Feeling like I'm better off dead

A lot of the time I wish I could be reincarnated as someone without Asperger's. I hate how much it ruins and takes over my life. I hate that I can't make friends and go and hang out with others like other people because how people make friends is a mystery to me. I'm sure most people hate me and think I'm weird and don't want to be my friend anyways. I truly hate myself and think I'm better off dead. 

  • I always find that in dealing with Mental Health professionals, they always raise questions about feeling suicidal in relation to anxiety and depression.

    In some ways, I might say that I feel suicidal, but when I really analyse it I don't actually feel suicidal. I just want to get away from everything, from modern life, from people, from the stress and pressure of things. In that regard, what I actually feel like doing is running away from my life, finding a nice secluded place somewhere away from everyone and everything and to just enjoy the peace and quiet of such a life.

    I think the feelings of wanting to escape can be conflated with the idea that this is the same thing as wanting to commit suicide. It's an easy and simple thing to do to link these things together because in a way it feels like it makes sense.

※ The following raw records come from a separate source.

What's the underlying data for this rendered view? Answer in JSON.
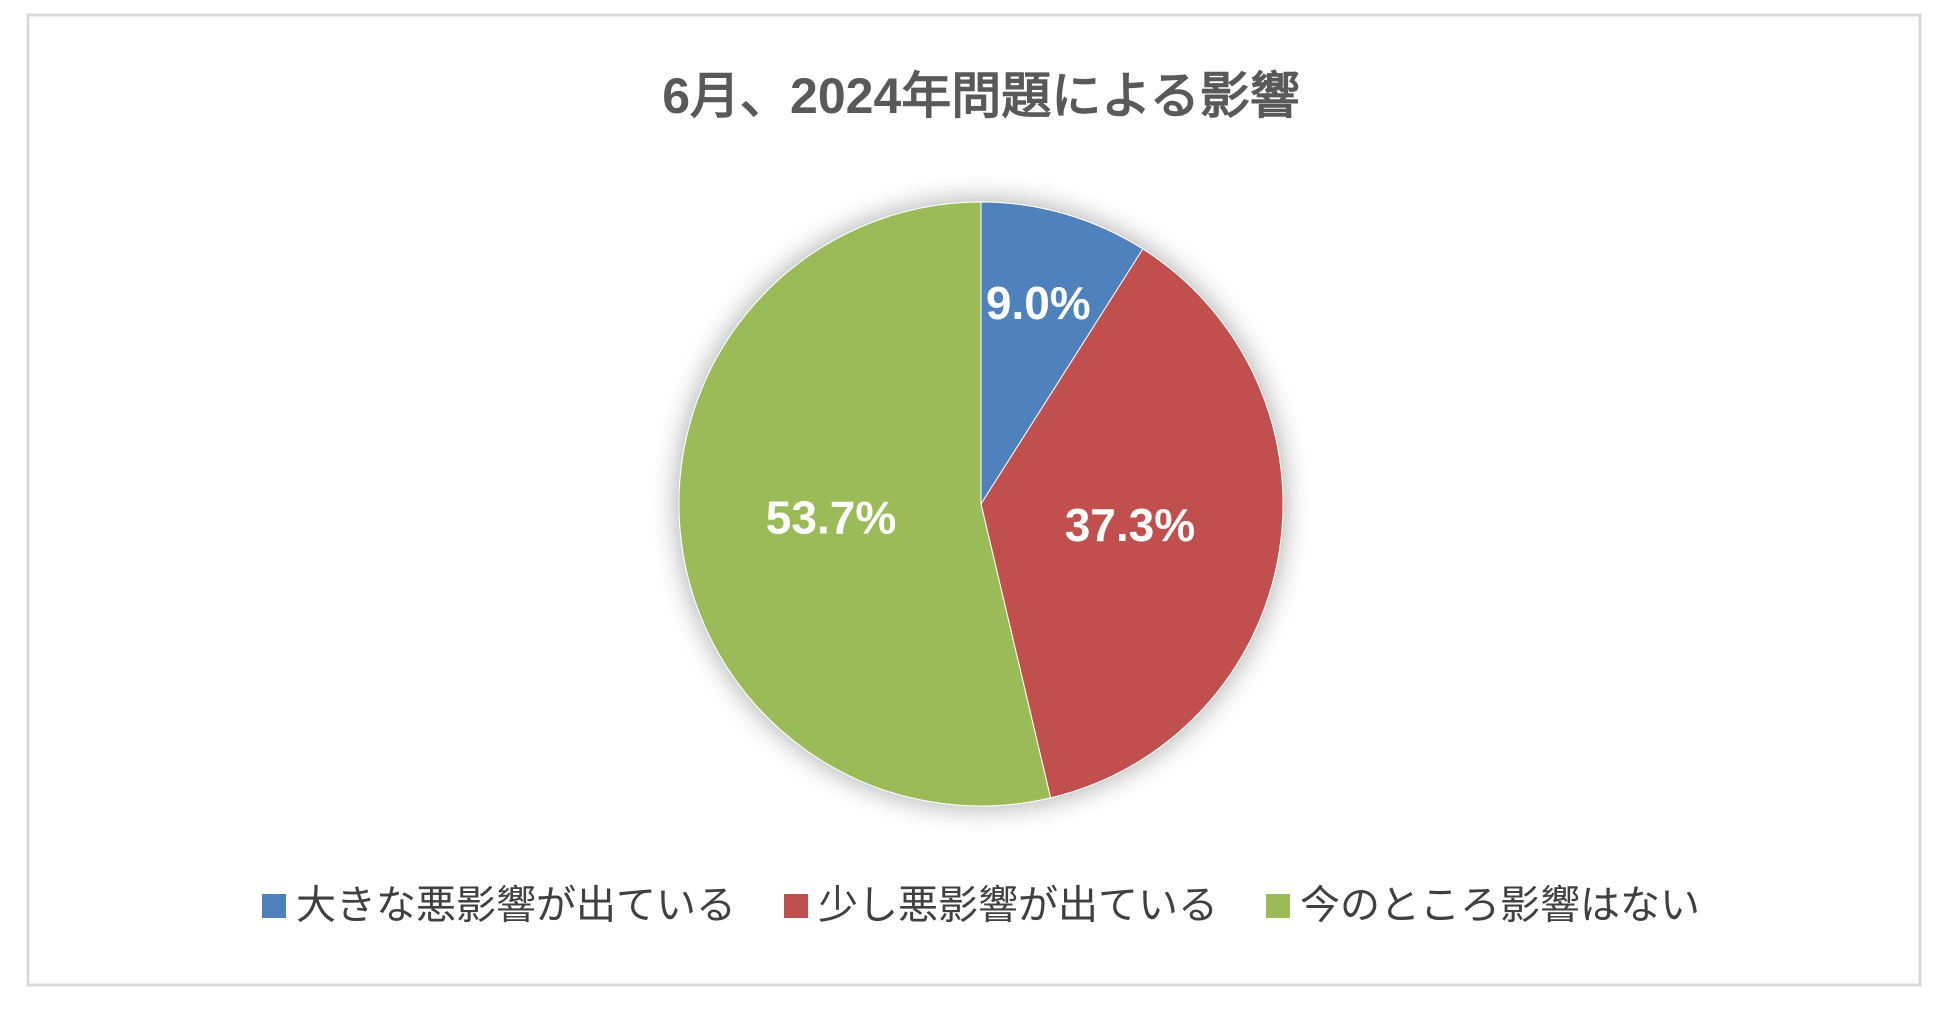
{
  "chart_data": {
    "type": "pie",
    "title": "6月、2024年問題による影響",
    "categories": [
      "大きな悪影響が出ている",
      "少し悪影響が出ている",
      "今のところ影響はない"
    ],
    "values": [
      9.0,
      37.3,
      53.7
    ],
    "value_labels": [
      "9.0%",
      "37.3%",
      "53.7%"
    ],
    "colors": [
      "#4f81bd",
      "#c0504d",
      "#9bbb59"
    ],
    "legend": "bottom"
  }
}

  • Really sorry to hear that you feel this way. As an adult in my 40s with autism (only diagnosed last year), I have felt suicidal at several times in my life. However, for me personally, the diagnosis has done one big thing - it has helped me to accept myself for who I am. Yes I am different from most people I know and I can be weird and awkward - but I am unique and have a special way of seeing the world. I am absolutely sure that most people don't hate you - probably some people that you meet find you interesting, funny, quirky - or whatever. Don't underestimate yourself. You don't have to be the same as everyone else to be likeable! Maybe try and think about things about yourself that you like. Do you have any interests or passions that you could pursue with other people? If you can accept yourself a bit more and give yourself less of a hard time, it might be easier to connect with other people. Some of whom will love spending time with you I'm sure. Good luck. 

  • Aw that's really lovely that you and your boyfriend are moving in together in a couple of months, it's good that he's supportive. How did you meet?

  • Hi Moolyhoops,

    I’m sorry you are going through such a tough time, but it’s good that you’ve let us know how you feel. It sounds like you have the support of your boyfriend and your move to look forward to which is great.  We hope you're ok, and just wanted to pass on the following information which may be useful to have to hand.

    If you are unable to cope it is very important to tell someone about your feelings or thoughts of suicide. Call your GP and make an urgent appointment. Your GP can make sure you get appropriate help and support.

    If it’s outside your GP hours call  111 to reach the NHS 111 service:  http://www.nhs.uk/NHSEngland/AboutNHSservices/Emergencyandurgentcareservices/Pages/NHS-111.aspx

    Further to Creek's response, The Samaritans, who provide confidential, non-judgemental emotional support, 24 hours a day on 116 123,  can also be contacted by emal at jo@samaritans.org.

    MIND have information pages on coping with self harm or suicidal feelings based on the experiences of people who’ve been through it that you may find helpful.

    If you need help with an autism related issue, our helpline can be emailed via webform https://www.autism.org.uk/services/helplines/main/questions.aspx or they’re open Monday to Thursday 10am-4pm and Friday 9am-3pm on 0808 800 4104.

    Kind regards,

    Kerri-Mod

     

  • That's true the one thing I like is that I have a boyfriend I love and he loves me too. We're moving into our own house in a couple of months and it's really nice and it's in a quiet village which is a bonus. That's going to be my reason for living even if I don't like who I am at least I have someone who loves and supports me even if he doesn't always fully understand me.

  • A lot of the time I wish I could be reincarnated as someone without Asperger's.

    ...Aspergers is not the problem. Autism gives a different perpective upon 'life'. Find something unique about yourself, and that is a reason why you exist. That you exist, means that you have something unique.   The thing to do is to separate yourself from others who do not support whatever unique thing you have, and work upon strengthening that unique thing instead. Do not follow the Crowd if this makes you unhappy... It is perfectly possible to be (seem) alone and yet be happy. 

     A clue to finding out what the "unique thing" I am talking about is... whatever thing that makes you most Happy and/or always serves you True, in life.

    I cannot say more, for it is different to everyone... but pursue Truth and Happiness, and ignore everything opposing that. Good Luck.

  • You would NOT be better off dead! Please if you're thinking of acting on that then google your local mental health crisis team and contact them ASAP! I have Aspergers too and I can relate a lot to what you are saying about struggling with making friends. Is there any one particular incident that has set you off feeling like this?